On April 22, 2026, the Ministry of Electronics and Information Technology quietly published an extraordinary Gazette notification that India's online gaming industry had been waiting — and dreading, depending on which side of the fence you sit on — for eight months. The Promotion and Regulation of Online Gaming Rules, 2026 (the Rules), made under the Promotion and Regulation of Online Gaming Act, 2025 (PROGA), come into force on May 1. They are, at last, the operational blueprint for the most sweeping restructuring of India's digital gaming sector in its history.
What PROGA Did — A Recap
When Parliament passed PROGA in August 2025 — in under two days, with minimal debate — it drew a blunt line through an industry worth ₹23,000 crore. Online money games are flatly prohibited, regardless of whether they involve skill or chance. The decade-long judicial debate over rummy, fantasy sports and poker — a debate on which entire business models had been built and billions of dollars of foreign investment had been premised — was rendered irrelevant overnight. E-sports are formally recognised and promoted. Online social games are permitted. And every link in the advertising chain — advertisers, agencies, influencers, platforms, OTT services and ad networks — faces criminal liability for any direct or indirect promotion of online money gaming, with penalties of up to two years' imprisonment and fines of approximately $55,000.
The Act received Presidential assent but its implementing rules were not notified for eight months. In that void, banks cut off payment services, gaming companies watched their workforces collapse, foreign investors wrote off billions, and enforcement — through the ED, blocked websites, and banking freezes — proceeded anyway. The Supreme Court, meanwhile, has been asked to rule on PROGA's constitutional validity, with the challenge still pending.
What the Rules Actually Do
The Rules operationalise PROGA through a new body: the Online Gaming Authority of India (OGAI). This is a six-member, MeitY-chaired inter-ministerial authority drawing in the Ministries of Home Affairs, Finance, Information and Broadcasting, Youth Affairs and Sports, and Law and Justice. It is designed to function as a digital-first regulator.
The OGAI's central task is determination — formally classifying whether a given game is an online money game or a permissible social game or e-sport. This process must be completed within 90 days of a complete application. A determination order, once issued, is specific to the game and the operator: a clearance for one company's version of a game does not extend to another's. The OGAI will maintain and publish a running list of games determined to be online money games — which, for advertisers and their agencies, becomes the essential compliance reference.
Critically, online social games require no proactive registration unless the government notifies otherwise or OGAI initiates a review on its own motion. Free-to-play and non-monetary games are therefore on a light-touch "respond to complaints" basis — a deliberate softening from the October 2025 draft rules, which had proposed mandatory registration for all games regardless of monetisation. E-sports, however, must register, and registration requires prior recognition under the National Sports Governance Act, 2025. Banks and payment providers must verify registration certificates before facilitating any financial transactions in relation to e-sports or social games.

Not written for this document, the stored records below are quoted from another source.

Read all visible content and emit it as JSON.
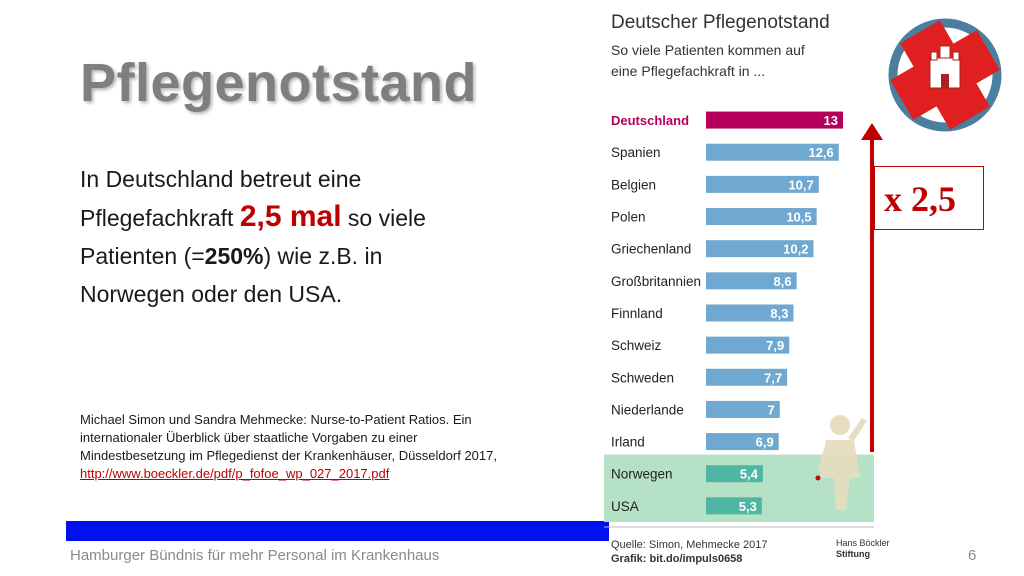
{
  "slide": {
    "title": "Pflegenotstand",
    "body": {
      "line1": "In Deutschland betreut eine",
      "line2_pre": "Pflegefachkraft ",
      "line2_em": "2,5 mal",
      "line2_post": " so viele",
      "line3_pre": "Patienten (=",
      "line3_bold": "250%",
      "line3_post": ") wie z.B. in",
      "line4": "Norwegen oder den USA."
    },
    "citation": {
      "text": "Michael Simon und Sandra Mehmecke: Nurse-to-Patient Ratios. Ein internationaler Überblick über staatliche Vorgaben zu einer Mindestbesetzung im Pflegedienst der Krankenhäuser, Düsseldorf 2017, ",
      "link": "http://www.boeckler.de/pdf/p_fofoe_wp_027_2017.pdf"
    },
    "footer": "Hamburger Bündnis für mehr Personal im Krankenhaus",
    "page_number": "6",
    "multiplier": "x 2,5"
  },
  "chart_data": {
    "type": "bar",
    "orientation": "horizontal",
    "title": "Deutscher Pflegenotstand",
    "subtitle_line1": "So viele Patienten kommen auf",
    "subtitle_line2": "eine Pflegefachkraft in ...",
    "categories": [
      "Deutschland",
      "Spanien",
      "Belgien",
      "Polen",
      "Griechenland",
      "Großbritannien",
      "Finnland",
      "Schweiz",
      "Schweden",
      "Niederlande",
      "Irland",
      "Norwegen",
      "USA"
    ],
    "values": [
      13,
      12.6,
      10.7,
      10.5,
      10.2,
      8.6,
      8.3,
      7.9,
      7.7,
      7,
      6.9,
      5.4,
      5.3
    ],
    "labels": [
      "13",
      "12,6",
      "10,7",
      "10,5",
      "10,2",
      "8,6",
      "8,3",
      "7,9",
      "7,7",
      "7",
      "6,9",
      "5,4",
      "5,3"
    ],
    "source_line1": "Quelle: Simon, Mehmecke 2017",
    "source_line2": "Grafik: bit.do/impuls0658",
    "brand_line1": "Hans Böckler",
    "brand_line2": "Stiftung",
    "colors": {
      "highlight": "#b5005b",
      "bar": "#6fa8d1",
      "comparison_bg": "#b5e2c6",
      "comparison_bar": "#4fb6a3",
      "arrow": "#c00000"
    }
  }
}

The Rules also introduce a formal grievance and penalty framework: operators must establish internal grievance mechanisms, users can escalate to OGAI within 30 days of a failed resolution, and OGAI can impose penalties, suspend registrations, or prohibit promotion of non-compliant games entirely.
Our Analysis
The Rules are, technically, well-drafted. The 90-day determination clock, the game-and-operator specificity of orders, the light-touch approach to non-monetary social games, and the digital-first design of OGAI all reflect an awareness of how over-regulation can stifle legitimate innovation. The decision to require registration for e-sports but not for social games is a defensible risk-based calibration.
That said, three tensions remain unresolved. First, the constitutional question is still open. The Supreme Court has not ruled on whether Parliament had the competence to enact PROGA in the first place — betting and gambling being traditionally State List subjects. Notifying the Rules consolidates the government's position but does not answer the legal challenge. If the Supreme Court strikes down or materially reads down PROGA, the Rules fall with it.
Second, the advertising prohibition continues to create liability without a clear safe harbour. The Rules allow operators to display their determination or registration status on their platforms, but the advertising prohibition in the Act applies to anyone in the supply chain. An agency asked to run a campaign for a social game that has not yet gone through OGAI determination — even a clearly non-monetary game — faces genuine legal uncertainty. The Rules would have benefited from an explicit carve-out or deemed-clearance mechanism for non-monetary games during the determination window.
For now, the game has a rulebook. Whether it is the right game to be playing is a question the Supreme Court, and ultimately Parliament, will still have to answer.